General syndication was launched last week for the American International Credit Card NT$8 billion ($238 million) facility. HSBC, BNP Paribas, Bank of Taiwan and Chang Hwa Commercial Bank are the mandated arrangers for the deal. Hua Nan Commercial Bank was invited to join on the top level as coordinating arranger, while Credit Lyonnais (Taiwan) has joined as an arranger. Signing of the loan is scheduled for the first week of August.
The facility comprises of a NT$4.5 billion loan and a NT$3.5 billion note issuance guarantee facility. The loan pays a spread of 82.5bp over the secondary CP fixing rate. The six-month secondary CP fixing rate as of last week was 1.994%. Banks joining in the syndication of the note issuance facility will act as guarantors for the notes and will receive 82.5bp as fees.

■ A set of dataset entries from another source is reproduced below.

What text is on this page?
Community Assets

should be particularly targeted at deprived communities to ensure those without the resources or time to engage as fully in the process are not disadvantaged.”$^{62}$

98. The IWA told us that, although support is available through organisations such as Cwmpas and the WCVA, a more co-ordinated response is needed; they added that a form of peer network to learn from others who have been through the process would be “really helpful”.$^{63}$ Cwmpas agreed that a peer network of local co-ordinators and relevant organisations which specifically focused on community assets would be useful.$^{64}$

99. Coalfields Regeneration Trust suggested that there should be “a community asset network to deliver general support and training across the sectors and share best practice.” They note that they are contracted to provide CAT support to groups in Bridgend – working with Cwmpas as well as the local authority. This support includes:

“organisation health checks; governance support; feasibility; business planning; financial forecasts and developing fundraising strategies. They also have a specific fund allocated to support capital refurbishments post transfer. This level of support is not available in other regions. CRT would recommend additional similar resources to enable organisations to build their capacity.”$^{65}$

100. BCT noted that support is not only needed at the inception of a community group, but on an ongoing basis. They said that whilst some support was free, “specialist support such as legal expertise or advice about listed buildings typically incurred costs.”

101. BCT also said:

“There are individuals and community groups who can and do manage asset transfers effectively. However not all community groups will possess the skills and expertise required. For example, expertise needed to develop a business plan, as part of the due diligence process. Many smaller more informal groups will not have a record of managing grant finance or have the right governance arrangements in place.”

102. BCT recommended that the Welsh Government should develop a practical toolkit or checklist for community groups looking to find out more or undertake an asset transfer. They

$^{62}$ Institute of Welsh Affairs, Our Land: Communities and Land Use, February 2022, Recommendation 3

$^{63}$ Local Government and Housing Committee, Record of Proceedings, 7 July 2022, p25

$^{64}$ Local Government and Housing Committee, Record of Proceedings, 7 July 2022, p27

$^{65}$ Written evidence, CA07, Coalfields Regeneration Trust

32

The borrower has the option to extend the deal by one year after the third year. Extension fees will amount to 15bp.
The deal pays 18bp flat participation fees for arrangers committing NT$600 million or above, with an all-in of 88.5bp. Co-arrangers with commitments of NT$450 million-NT$600 million receive 12bp flat participation fees (all-in of 86.5), while senior managers receive 9bp flat participation fees for commitments of NT$300 million-NT$450 million.

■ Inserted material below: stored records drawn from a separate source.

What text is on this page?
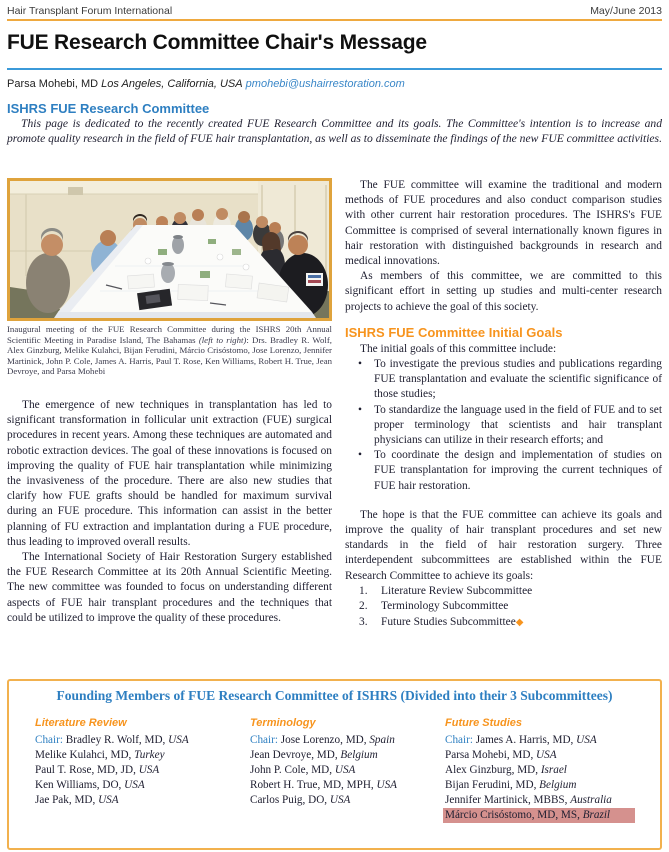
Hair Transplant Forum International	May/June 2013
FUE Research Committee Chair's Message
Parsa Mohebi, MD Los Angeles, California, USA pmohebi@ushairrestoration.com
ISHRS FUE Research Committee
This page is dedicated to the recently created FUE Research Committee and its goals. The Committee's intention is to increase and promote quality research in the field of FUE hair transplantation, as well as to disseminate the findings of the new FUE committee activities.
Inaugural meeting of the FUE Research Committee during the ISHRS 20th Annual Scientific Meeting in Paradise Island, The Bahamas (left to right): Drs. Bradley R. Wolf, Alex Ginzburg, Melike Kulahci, Bijan Ferudini, Márcio Crisóstomo, Jose Lorenzo, Jennifer Martinick, John P. Cole, James A. Harris, Paul T. Rose, Ken Williams, Robert H. True, Jean Devroye, and Parsa Mohebi

The emergence of new techniques in transplantation has led to significant transformation in follicular unit extraction (FUE) surgical procedures in recent years. Among these techniques are automated and robotic extraction devices. The goal of these innovations is focused on improving the quality of FUE hair transplantation while minimizing the invasiveness of the procedure. There are also new studies that clarify how FUE grafts should be handled for maximum survival during an FUE procedure. This information can assist in the better planning of FU extraction and implantation during a FUE procedure, thus leading to improved overall results.

The International Society of Hair Restoration Surgery established the FUE Research Committee at its 20th Annual Scientific Meeting. The new committee was founded to focus on understanding different aspects of FUE hair transplant procedures and the techniques that could be utilized to improve the quality of these procedures.

The FUE committee will examine the traditional and modern methods of FUE procedures and also conduct comparison studies with other current hair restoration procedures. The ISHRS's FUE Committee is comprised of several internationally known figures in hair restoration with distinguished backgrounds in research and medical innovations.

As members of this committee, we are committed to this significant effort in setting up studies and multi-center research projects to achieve the goal of this society.

ISHRS FUE Committee Initial Goals
The initial goals of this committee include:
•	To investigate the previous studies and publications regarding FUE transplantation and evaluate the scientific significance of those studies;
•	To standardize the language used in the field of FUE and to set proper terminology that scientists and hair transplant physicians can utilize in their research efforts; and
•	To coordinate the design and implementation of studies on FUE transplantation for improving the current techniques of FUE hair restoration.

The hope is that the FUE committee can achieve its goals and improve the quality of hair transplant procedures and set new standards in the field of hair restoration surgery. Three interdependent subcommittees are established within the FUE Research Committee to achieve its goals:

1.	Literature Review Subcommittee
2.	Terminology Subcommittee
3.	Future Studies Subcommittee◆
Founding Members of FUE Research Committee of ISHRS (Divided into their 3 Subcommittees)
Literature Review
Chair: Bradley R. Wolf, MD, USA
Melike Kulahci, MD, Turkey
Paul T. Rose, MD, JD, USA
Ken Williams, DO, USA
Jae Pak, MD, USA
Terminology
Chair: Jose Lorenzo, MD, Spain
Jean Devroye, MD, Belgium
John P. Cole, MD, USA
Robert H. True, MD, MPH, USA
Carlos Puig, DO, USA
Future Studies
Chair: James A. Harris, MD, USA
Parsa Mohebi, MD, USA
Alex Ginzburg, MD, Israel
Bijan Ferudini, MD, Belgium
Jennifer Martinick, MBBS, Australia
Márcio Crisóstomo, MD, MS, Brazil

Proceeds from the present borrowing will be utilized for the refinancing of an NT$6.3 billion L/C facility in November 1999. The borrower's 100% parent, American International Group Inc. (AIG), guaranteed NT$500 million on that deal, which paid a commission of 100bp and saw participation from 16 banks.
The pricing of the current borrowing is said to be attractive. AIG Credit Card Company, Hong Kong tapped a HK$3.5 billion three-year facility at a spread of 65bp over Hibor in August last year. The facility comprised a HK$2.1 billion term loan and HK$1.4 billion revolver.
The terms of the present borrowing include an ownership covenant whereby AIG will directly or indirectly maintain at least a 51% stake in the borrower during the term of the facility. The borrower has to maintain a minimum equity ratio of 8%. The equity ratio is calculated as the aggregate of total tangible net worth plus subordinated debt provided by AIG divided by the aggregate of total assets plus contingent liabilities.